ERC is willing to limit the life pension to the former presidents of the Parliament

The PSC’s proposal to limit and even eliminate the financial compensation and life pension to the former presidents of the Parliament once they retire does not seem to have any problems moving forward. A priori, the debate will be about what new conditions are established rather than whether it should be deleted or not. ERC has shown itself willing to study the initiative, making it clear that it will not oppose it. Even so, it demands that it be extended to other legislative chambers, both state and regional.

The common people also see it well and it is even difficult for other groups such as Vox, the CUP, Ciudadanos or the PP to reject it, if they do not see tacticism in the socialists. The campaign for the municipal elections has been underway for weeks. The context is also important: the TSCJ ruling on the current president Laura Borràs is awaiting for an alleged case of prevarication and documentary falsification when she led the Institució de les Lletres Catalanes (ILC). Junts, for its part, has warned that if it is done ad hoc they will not take the PSC proposal into consideration.

Esquerra’s position is especially significant if one takes into account that up to three former Parliament presidents are from his ranks and despite the fact that some of them have not yet benefited from these economic rewards: Ernest Benach, Carme Forcadell and Roger Torrent.

Marta Vilalta, spokesperson for the Republicans, has assured that they will study the proposal carefully. “But it is imperative that this reconsideration be done in all chambers, both those of the State and in other territories. Otherwise it would be a very partial proposal,” warned the also deputy general secretary of ERC, making it clear, in any case, that ” It is not a condition, but an invitation”.

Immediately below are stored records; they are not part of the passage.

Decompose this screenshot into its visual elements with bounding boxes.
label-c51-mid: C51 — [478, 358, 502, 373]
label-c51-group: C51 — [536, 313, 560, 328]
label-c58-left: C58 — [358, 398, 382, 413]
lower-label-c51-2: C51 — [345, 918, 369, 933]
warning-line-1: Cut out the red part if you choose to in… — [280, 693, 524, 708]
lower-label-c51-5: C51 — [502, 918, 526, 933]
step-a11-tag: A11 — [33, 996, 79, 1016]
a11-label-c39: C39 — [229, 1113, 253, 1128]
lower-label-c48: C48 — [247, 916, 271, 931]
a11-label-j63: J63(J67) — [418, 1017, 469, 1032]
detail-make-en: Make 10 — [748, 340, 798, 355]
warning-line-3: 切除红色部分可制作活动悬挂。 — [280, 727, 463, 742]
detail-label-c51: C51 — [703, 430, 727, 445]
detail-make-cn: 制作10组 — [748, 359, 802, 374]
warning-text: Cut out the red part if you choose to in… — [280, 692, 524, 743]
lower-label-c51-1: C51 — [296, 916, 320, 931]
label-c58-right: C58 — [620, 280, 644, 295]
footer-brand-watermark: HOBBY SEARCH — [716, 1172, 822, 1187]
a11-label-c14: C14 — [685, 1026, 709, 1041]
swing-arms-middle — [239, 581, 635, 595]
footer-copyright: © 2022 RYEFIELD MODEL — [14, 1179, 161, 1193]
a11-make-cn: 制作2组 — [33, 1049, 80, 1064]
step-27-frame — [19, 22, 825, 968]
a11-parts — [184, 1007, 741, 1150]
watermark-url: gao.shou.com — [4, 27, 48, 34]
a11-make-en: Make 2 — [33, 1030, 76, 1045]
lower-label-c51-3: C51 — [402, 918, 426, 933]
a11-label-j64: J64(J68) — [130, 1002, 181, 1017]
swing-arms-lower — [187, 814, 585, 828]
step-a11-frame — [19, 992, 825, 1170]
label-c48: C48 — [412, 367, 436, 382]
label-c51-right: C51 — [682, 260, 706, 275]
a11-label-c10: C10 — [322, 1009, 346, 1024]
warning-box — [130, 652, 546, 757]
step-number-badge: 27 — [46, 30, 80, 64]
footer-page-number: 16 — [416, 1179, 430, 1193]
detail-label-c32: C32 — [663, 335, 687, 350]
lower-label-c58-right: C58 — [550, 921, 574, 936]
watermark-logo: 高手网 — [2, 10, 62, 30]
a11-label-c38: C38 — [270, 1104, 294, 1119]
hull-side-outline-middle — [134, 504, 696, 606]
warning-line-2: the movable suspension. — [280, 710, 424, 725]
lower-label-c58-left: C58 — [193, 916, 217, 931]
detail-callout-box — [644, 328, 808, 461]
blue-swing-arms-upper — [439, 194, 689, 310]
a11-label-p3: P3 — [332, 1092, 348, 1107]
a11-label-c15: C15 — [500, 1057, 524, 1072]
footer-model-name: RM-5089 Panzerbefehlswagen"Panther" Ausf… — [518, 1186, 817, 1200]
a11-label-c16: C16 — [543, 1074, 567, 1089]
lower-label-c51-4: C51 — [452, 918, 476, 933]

“We are willing to study it and see what the update on salary and pension supplements has to be, but let’s do it globally,” Vilalta insisted. And as JxCat has warned that “any reform should not be done thinking of specific cases, but in the interest of defending the institutions and their prestige. Let’s broaden the focus.”

On the initiative of the socialists, in Junts they are willing to listen to the proposals that come to them, but they condition their role in this matter to there being “broad consensus” and “a serious and rigorous debate.” “Any reform of these issues must be addressed from consensus and with the aim of giving prestige and streamlining the institutions, also fleeing from political opportunism”, stated the spokesman and vice-president of the formation, Josep Rius, at the subsequent press conference to the management meeting.

“If it is an ad hoc reform [as a result of the judicial situation of Laura Borràs], they will not find us,” however, the JxCat spokesman warned. Last week several groups already considered the possibility of modifying the current legislation so that former presidents of the Parliament who have convictions for crimes related to corruption do not receive these benefits.

For their part, in the PSC they insist that it is not a measure “against anyone or for any specific case”, in reference to Borràs, and they do not close the door on the fact that this same reform can be applied to the regime of the presidents of the Generalitat, who can also enjoy allowances after termination and life pensions once they reach 65 years of age. Salvador Illa’s party has two living former presidents of the Generalitat: Pasqual Maragall and José Montilla, however, the Socialists believe it is necessary to focus for the moment on the case of the presidents of the Parliament due to the “institutional crisis” affecting the Catalan Chamber .

The PSC will give more details of its proposal this Tuesday in an appearance by parliamentary spokesperson Alícia Romero, but this Monday, the party’s spokeswoman, Elia Rortolero, has indicated that the benefits that former presidents of Parliament can receive “have become outdated” because the circumstances that gave meaning to the law that protects them “have changed notably.” Nor is there “justification”, according to the Socialists, for “a special pension regime for their widowed spouses”. “Doing useful politics is being exemplary,” Tortolero remarked.